PUSAとの出会いの瞬間は今でもよく覚えている。その1stアルバムが出た95年のある晩に、自分はバンドの練習に行くために車のハンドルを握って国道20号、甲州街道を走っていた。よく渋滞する下高井戸のあたりに差し掛かったとき、カーラジオから流れてきた知らないバンドのシンプルなアップテンポの曲に、自分は完全にガツーンとやられてしまったのだ。こういう衝撃の出会いのシーンをいくつか大切に覚えていて、この瞬間のことも一生忘れることはないだろう。


あのときカーラジオから飛び出した「Lump」は、もちろんそのデビューアルバムに入っている。
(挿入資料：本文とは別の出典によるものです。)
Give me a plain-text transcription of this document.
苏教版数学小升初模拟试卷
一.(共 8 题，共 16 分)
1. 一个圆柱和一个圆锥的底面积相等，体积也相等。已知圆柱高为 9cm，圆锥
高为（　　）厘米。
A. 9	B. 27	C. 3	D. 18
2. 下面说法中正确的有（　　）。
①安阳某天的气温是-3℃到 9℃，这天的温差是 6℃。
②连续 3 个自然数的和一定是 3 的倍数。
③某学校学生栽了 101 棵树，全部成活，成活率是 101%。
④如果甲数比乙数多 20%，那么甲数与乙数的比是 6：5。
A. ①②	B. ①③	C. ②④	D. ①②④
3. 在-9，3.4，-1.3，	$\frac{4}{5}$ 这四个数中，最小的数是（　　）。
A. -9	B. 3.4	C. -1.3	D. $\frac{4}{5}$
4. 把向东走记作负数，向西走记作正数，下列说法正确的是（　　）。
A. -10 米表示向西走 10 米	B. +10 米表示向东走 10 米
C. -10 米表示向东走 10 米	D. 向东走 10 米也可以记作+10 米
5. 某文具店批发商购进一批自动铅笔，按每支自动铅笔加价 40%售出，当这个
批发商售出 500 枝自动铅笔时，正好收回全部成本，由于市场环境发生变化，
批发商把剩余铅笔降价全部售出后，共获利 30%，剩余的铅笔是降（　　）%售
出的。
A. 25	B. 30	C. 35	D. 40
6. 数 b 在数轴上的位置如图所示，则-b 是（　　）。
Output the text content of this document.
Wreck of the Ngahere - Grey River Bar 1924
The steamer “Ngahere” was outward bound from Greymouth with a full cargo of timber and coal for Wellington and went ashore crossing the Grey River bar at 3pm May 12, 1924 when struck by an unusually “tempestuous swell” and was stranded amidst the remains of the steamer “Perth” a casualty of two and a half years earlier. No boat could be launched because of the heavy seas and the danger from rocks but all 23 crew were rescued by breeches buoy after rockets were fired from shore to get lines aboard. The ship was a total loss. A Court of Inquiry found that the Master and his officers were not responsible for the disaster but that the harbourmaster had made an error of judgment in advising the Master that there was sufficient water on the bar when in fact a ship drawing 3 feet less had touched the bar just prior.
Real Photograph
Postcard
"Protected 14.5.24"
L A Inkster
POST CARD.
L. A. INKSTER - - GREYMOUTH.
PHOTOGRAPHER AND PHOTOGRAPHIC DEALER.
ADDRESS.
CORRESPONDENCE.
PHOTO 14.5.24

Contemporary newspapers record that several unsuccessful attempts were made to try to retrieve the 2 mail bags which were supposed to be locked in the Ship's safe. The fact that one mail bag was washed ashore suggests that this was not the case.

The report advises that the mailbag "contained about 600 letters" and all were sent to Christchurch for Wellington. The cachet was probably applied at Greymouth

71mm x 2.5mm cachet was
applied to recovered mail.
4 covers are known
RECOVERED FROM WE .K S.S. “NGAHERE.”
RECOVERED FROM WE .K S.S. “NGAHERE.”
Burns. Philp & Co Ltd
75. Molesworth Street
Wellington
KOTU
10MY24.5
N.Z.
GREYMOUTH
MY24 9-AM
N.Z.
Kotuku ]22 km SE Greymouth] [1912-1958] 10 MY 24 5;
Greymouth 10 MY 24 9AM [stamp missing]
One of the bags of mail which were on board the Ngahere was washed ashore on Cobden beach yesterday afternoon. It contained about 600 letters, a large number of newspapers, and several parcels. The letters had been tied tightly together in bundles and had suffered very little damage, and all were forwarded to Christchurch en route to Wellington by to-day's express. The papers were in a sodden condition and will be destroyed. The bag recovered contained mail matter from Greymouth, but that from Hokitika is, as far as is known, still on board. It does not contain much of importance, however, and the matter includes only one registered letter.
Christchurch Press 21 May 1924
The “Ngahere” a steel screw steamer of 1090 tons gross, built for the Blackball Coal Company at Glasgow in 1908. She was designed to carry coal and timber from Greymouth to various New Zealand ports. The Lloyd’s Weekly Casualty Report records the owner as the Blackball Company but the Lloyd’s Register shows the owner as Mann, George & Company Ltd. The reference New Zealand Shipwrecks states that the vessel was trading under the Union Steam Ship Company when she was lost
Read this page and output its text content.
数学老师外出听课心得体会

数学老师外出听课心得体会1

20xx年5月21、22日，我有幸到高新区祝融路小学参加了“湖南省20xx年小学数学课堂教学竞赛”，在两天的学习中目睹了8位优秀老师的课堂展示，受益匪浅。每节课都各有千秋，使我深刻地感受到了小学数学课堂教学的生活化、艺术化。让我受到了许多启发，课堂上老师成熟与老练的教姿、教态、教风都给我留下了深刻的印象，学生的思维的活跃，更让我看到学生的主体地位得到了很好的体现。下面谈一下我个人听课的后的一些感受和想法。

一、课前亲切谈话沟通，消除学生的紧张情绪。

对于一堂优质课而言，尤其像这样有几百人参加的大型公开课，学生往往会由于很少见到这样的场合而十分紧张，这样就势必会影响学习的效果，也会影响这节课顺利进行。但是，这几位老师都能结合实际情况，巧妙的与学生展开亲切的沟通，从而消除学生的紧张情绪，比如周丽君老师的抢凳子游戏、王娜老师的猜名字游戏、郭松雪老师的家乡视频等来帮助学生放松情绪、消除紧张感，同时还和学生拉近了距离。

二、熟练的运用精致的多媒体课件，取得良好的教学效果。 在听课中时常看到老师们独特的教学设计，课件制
いま聴いても最高に格好いいし、ほかの曲も大好き。2弦ベースに3弦ギター、ドラムを加えたトリオで弦が合計5本だけ、というミニマルさを売りにしていたバンドだった。ヴォーカル・2弦ベースのクリス・バルーのヘアスタイルもミニマルで、コミカルな味のある90年代パンクバンドという佇まいだったが、本当はものすごく音楽的な実力が高いのにあえてシンプルなロックをやっている、初期のポリスみたいな連中だと思っている。来日公演に行ったら、当時はまだ聴いたことがなかった「ラジオスターの悲劇」のカバーをやっていて、会場で音を浴びながら、サビのコーラスでとても幸せな高揚感に満たされたのもよく覚えている。本当にいいバンドなのだ。

そして今、件のクラウドファンディングサイトを再びのぞいてみたら、一夜にして募金額はとっくに目標をぶっちぎっており、日本円で1000万円を突破。さすがPUSA、目標達成できるのか心配するまでもなかった。やはり自分のように彼らのことを一生忘れないファンは今でも世界に相当数いるのだ。クラウドファンディング大成功で、そのうち自分のもとにもグリーンのレコードが届くことになるだろう。